Zamagni attempts to answer these and other questions, doing so with clear language even when discussing particularly complex issues. He starts by considering that in today’s world (hyper-connected and globalised), each and every action leads to unwanted, and often even unimaginable, consequences.  This situation applies to governments as well as to companies. Zamagni’s message tells us that being responsible is not just about not “doing harm”, but is also about taking actions which do some good. Within the market, behaviours should be adopted that assert responsibility as a way of caring. This means not just “not doing”, but also and in particular “doing things the right way”.

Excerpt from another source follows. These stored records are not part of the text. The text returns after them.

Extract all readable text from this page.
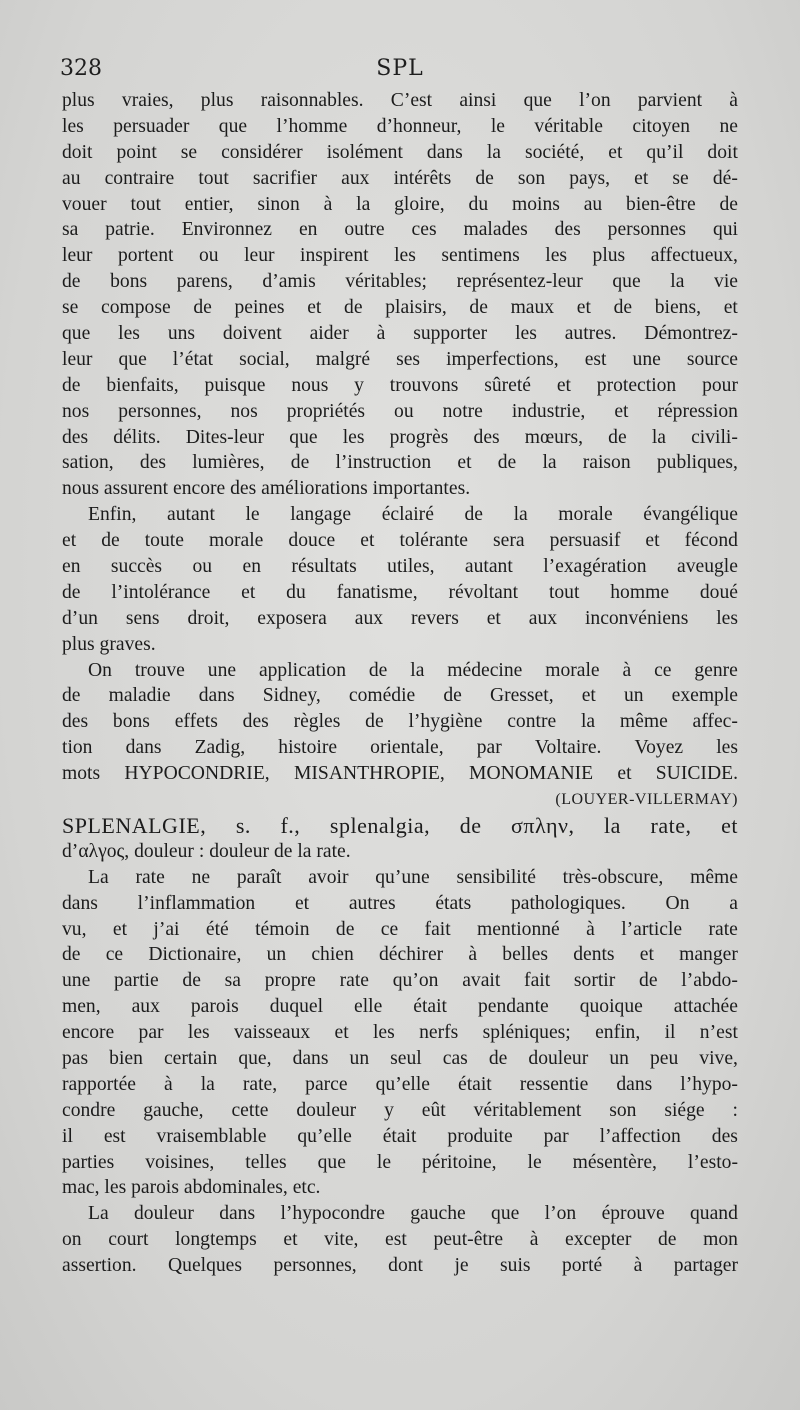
328	SPL
plus vraies, plus raisonnables. C’est ainsi que l’on parvient à
les persuader que l’homme d’honneur, le véritable citoyen ne
doit point se considérer isolément dans la société, et qu’il doit
au contraire tout sacrifier aux intérêts de son pays, et se dé-
vouer tout entier, sinon à la gloire, du moins au bien-être de
sa patrie. Environnez en outre ces malades des personnes qui
leur portent ou leur inspirent les sentimens les plus affectueux,
de bons parens, d’amis véritables; représentez-leur que la vie
se compose de peines et de plaisirs, de maux et de biens, et
que les uns doivent aider à supporter les autres. Démontrez-
leur que l’état social, malgré ses imperfections, est une source
de bienfaits, puisque nous y trouvons sûreté et protection pour
nos personnes, nos propriétés ou notre industrie, et répression
des délits. Dites-leur que les progrès des mœurs, de la civili-
sation, des lumières, de l’instruction et de la raison publiques,
nous assurent encore des améliorations importantes.
Enfin, autant le langage éclairé de la morale évangélique
et de toute morale douce et tolérante sera persuasif et fécond
en succès ou en résultats utiles, autant l’exagération aveugle
de l’intolérance et du fanatisme, révoltant tout homme doué
d’un sens droit, exposera aux revers et aux inconvéniens les
plus graves.
On trouve une application de la médecine morale à ce genre
de maladie dans Sidney, comédie de Gresset, et un exemple
des bons effets des règles de l’hygiène contre la même affec-
tion dans Zadig, histoire orientale, par Voltaire. Voyez les
mots HYPOCONDRIE, MISANTHROPIE, MONOMANIE et SUICIDE.
(LOUYER-VILLERMAY)
SPLENALGIE, s. f., splenalgia, de σπλην, la rate, et
d’αλγος, douleur : douleur de la rate.
La rate ne paraît avoir qu’une sensibilité très-obscure, même
dans l’inflammation et autres états pathologiques. On a
vu, et j’ai été témoin de ce fait mentionné à l’article rate
de ce Dictionaire, un chien déchirer à belles dents et manger
une partie de sa propre rate qu’on avait fait sortir de l’abdo-
men, aux parois duquel elle était pendante quoique attachée
encore par les vaisseaux et les nerfs spléniques; enfin, il n’est
pas bien certain que, dans un seul cas de douleur un peu vive,
rapportée à la rate, parce qu’elle était ressentie dans l’hypo-
condre gauche, cette douleur y eût véritablement son siége :
il est vraisemblable qu’elle était produite par l’affection des
parties voisines, telles que le péritoine, le mésentère, l’esto-
mac, les parois abdominales, etc.
La douleur dans l’hypocondre gauche que l’on éprouve quand
on court longtemps et vite, est peut-être à excepter de mon
assertion. Quelques personnes, dont je suis porté à partager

The book (just over two hundred pages to be read calmly and carefully) is a narrative that is divided into six chapters and contains an epilogue. The author begins by talking about “types of responsibility”. He then continues by examining “market outcome responsibility” before moving on to an analysis of corporate social responsibility and the possible existence of “responsible finance”. After, he tackles the subject of “machines that think” and “machines that make decisions”, finishing by clearly stating that “only neohumanism will save the economy”.  In the epilogue, Zamagni attempts to summarise his reasoning by saying: ‘Today, being responsible means this: not considering oneself as the mere result of processes that are out of our control, nor as a self-sufficient entity that doesn’t require relationships with others. In other words, it means thinking that what lies ahead of us is never completely determined by what came before.’ It is from here that the need arises, according to the author, to reassess the market model, and more generally that of the economy, which is the most widespread today.

Besides direct arguments, Zamagni’s book has another highly positive characteristic: it discusses a complex issue using clear and understandable language whilst still managing to bring into the discussion stimuli and ideas from the worlds of economics, history, philosophy and literature. Thus, Musil ends up alongside Keynes, Machiavelli with Marshall, Plato, Cicero and Guicciardini with Mill, Friedmann and Drucker, not to mention Kafka, Einaudi, Eco, Leopardi and many more.